2023 Volume 40 Issue 2 Pages 117-121
I report a 50–year–old man with generalized anti–muscle–specific tyrosine kinase (MuSK) antibody–positive myasthenia gravis (MG). He first experienced diplopia and heaviness in his neck muscles 2 years prior. He was diagnosed with generalized MuSK–MG, with high anti–MuSK antibody levels (80.5nmol/L) and negative anti–acetylcholine receptor antibodies. Repetitive median nerve stimulation significantly decreased the compound thumb muscle action potentials. His myasthenic symptoms consisted of moderate myasthenia in all extremities, with bilateral ptosis and diplopia but no bulbar symptoms. His moderate myasthenic symptoms were resistant to oral corticosteroids with repetitive simultaneous intravenous immunoglobulin (IVIG), and methylprednisolone pulses following cyclophosphamide injection for almost 2 years. He underwent an extended endoscopic thymectomy owing to a suspected hyperplastic thymus in the right anterior mediastinumfrom contrast–enhanced chest computed tomography (CT). Complete histopathological examination revealed almost fatty tissue, including an involuted, but not hyperplastic, thymus. His myasthenic symptoms deteriorated after thymectomy. Simultaneous IVIG and steroid pulse therapy caused a transient decrease in anti–MuSK antibody titers but did not improve his myasthenic symptoms. Subsequent repetitive PE at 1– to 3–month intervals caused a steady decline in the anti–MuSK antibody titers from the preoperative titer of 32.6 to 0.7–1.8nmol/L. His myasthenic symptoms gradually improved, and bilateral ptosis and diplopia disappeared.
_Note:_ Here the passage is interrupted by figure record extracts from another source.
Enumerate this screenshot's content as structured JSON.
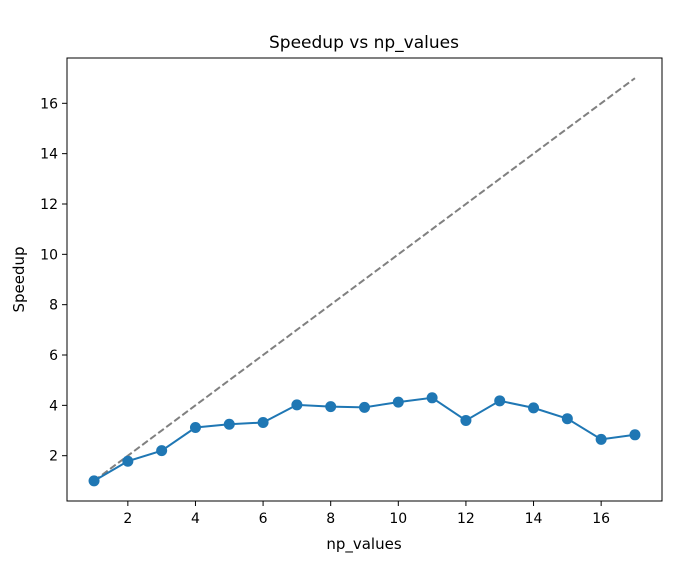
{
  "chart_data": {
    "type": "line",
    "title": "Speedup vs np_values",
    "xlabel": "np_values",
    "ylabel": "Speedup",
    "x": [
      1,
      2,
      3,
      4,
      5,
      6,
      7,
      8,
      9,
      10,
      11,
      12,
      13,
      14,
      15,
      16,
      17
    ],
    "xlim": [
      0.2,
      17.8
    ],
    "ylim": [
      0.2,
      17.8
    ],
    "xticks": [
      2,
      4,
      6,
      8,
      10,
      12,
      14,
      16
    ],
    "yticks": [
      2,
      4,
      6,
      8,
      10,
      12,
      14,
      16
    ],
    "grid": false,
    "legend": "none",
    "series": [
      {
        "style": "solid-markers",
        "color": "#1f77b4",
        "values": [
          1.0,
          1.78,
          2.2,
          3.12,
          3.25,
          3.32,
          4.02,
          3.95,
          3.92,
          4.13,
          4.3,
          3.4,
          4.18,
          3.9,
          3.47,
          2.65,
          2.83
        ]
      },
      {
        "style": "dashed",
        "color": "#808080",
        "values": [
          1,
          2,
          3,
          4,
          5,
          6,
          7,
          8,
          9,
          10,
          11,
          12,
          13,
          14,
          15,
          16,
          17
        ]
      }
    ]
  }
}
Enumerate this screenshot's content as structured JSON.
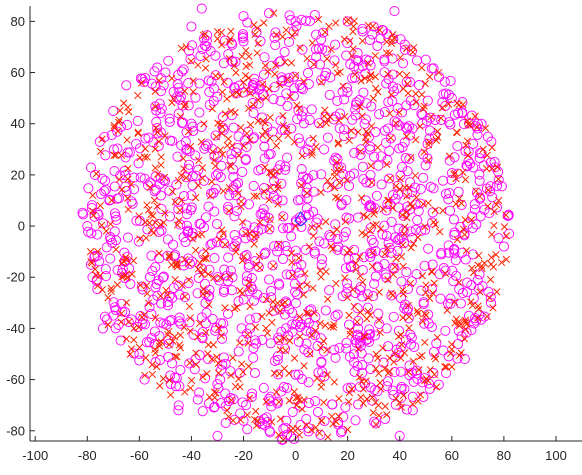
{
  "chart_data": {
    "type": "scatter",
    "title": "",
    "xlabel": "",
    "ylabel": "",
    "xlim": [
      -102,
      110
    ],
    "ylim": [
      -84,
      86
    ],
    "xticks": [
      -100,
      -80,
      -60,
      -40,
      -20,
      0,
      20,
      40,
      60,
      80,
      100
    ],
    "yticks": [
      -80,
      -60,
      -40,
      -20,
      0,
      20,
      40,
      60,
      80
    ],
    "xtick_labels": [
      "-100",
      "-80",
      "-60",
      "-40",
      "-20",
      "0",
      "20",
      "40",
      "60",
      "80",
      "100"
    ],
    "ytick_labels": [
      "-80",
      "-60",
      "-40",
      "-20",
      "0",
      "20",
      "40",
      "60",
      "80"
    ],
    "grid": false,
    "legend": "none",
    "cloud": {
      "center": [
        0,
        0
      ],
      "radius_x": 82,
      "radius_y": 84,
      "random_seed": 7
    },
    "series": [
      {
        "marker": "circle",
        "color": "#ff00ff",
        "count": 1300,
        "points": [
          [
            -77,
            20
          ],
          [
            -78,
            -20
          ],
          [
            -76,
            5
          ],
          [
            -74,
            -40
          ],
          [
            -70,
            45
          ],
          [
            -65,
            55
          ],
          [
            -60,
            -50
          ],
          [
            -50,
            60
          ],
          [
            -40,
            78
          ],
          [
            -36,
            85
          ],
          [
            -30,
            -82
          ],
          [
            -20,
            82
          ],
          [
            -10,
            -80
          ],
          [
            0,
            80
          ],
          [
            5,
            -79
          ],
          [
            20,
            80
          ],
          [
            30,
            78
          ],
          [
            38,
            84
          ],
          [
            40,
            -82
          ],
          [
            50,
            65
          ],
          [
            60,
            50
          ],
          [
            70,
            40
          ],
          [
            78,
            18
          ],
          [
            80,
            -8
          ],
          [
            82,
            -3
          ],
          [
            75,
            -30
          ],
          [
            65,
            -52
          ],
          [
            55,
            -62
          ],
          [
            45,
            -72
          ],
          [
            -45,
            -72
          ],
          [
            -58,
            -60
          ],
          [
            -70,
            -35
          ],
          [
            -80,
            0
          ],
          [
            2,
            2
          ],
          [
            -5,
            10
          ],
          [
            10,
            -15
          ],
          [
            25,
            30
          ],
          [
            -30,
            -20
          ],
          [
            35,
            -40
          ],
          [
            -40,
            40
          ]
        ]
      },
      {
        "marker": "x",
        "color": "#ff2200",
        "count": 900,
        "points": [
          [
            -75,
            8
          ],
          [
            -72,
            -28
          ],
          [
            -66,
            48
          ],
          [
            -55,
            -58
          ],
          [
            -42,
            70
          ],
          [
            -30,
            76
          ],
          [
            -15,
            -78
          ],
          [
            -5,
            74
          ],
          [
            10,
            -76
          ],
          [
            22,
            76
          ],
          [
            35,
            72
          ],
          [
            45,
            68
          ],
          [
            55,
            60
          ],
          [
            62,
            48
          ],
          [
            72,
            30
          ],
          [
            78,
            10
          ],
          [
            76,
            -16
          ],
          [
            70,
            -36
          ],
          [
            60,
            -55
          ],
          [
            48,
            -66
          ],
          [
            32,
            -74
          ],
          [
            -24,
            -76
          ],
          [
            -48,
            -66
          ],
          [
            -63,
            -48
          ],
          [
            -76,
            -10
          ],
          [
            0,
            0
          ],
          [
            15,
            15
          ],
          [
            -15,
            -15
          ],
          [
            28,
            -28
          ],
          [
            -28,
            28
          ]
        ]
      },
      {
        "marker": "diamond",
        "color": "#1f3cff",
        "count": 1,
        "points": [
          [
            2,
            2
          ]
        ]
      }
    ]
  }
}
Although a hyperplastic thymus was suspected on contrast–enhanced CT, an almost fatty tissue containing an involuted thymus was excised. Thymectomy did not improve his myasthenic symptoms, as recently reported. In refractory MuSK–MG, repetitive plasmapheresis is more effective than simultaneous IVIG and steroid pulse therapy in decreasing anti–MuSK antibodies and ameliorating myasthenic symptoms. I report this as a suggestive case for treating refractory MuSK–MG patients.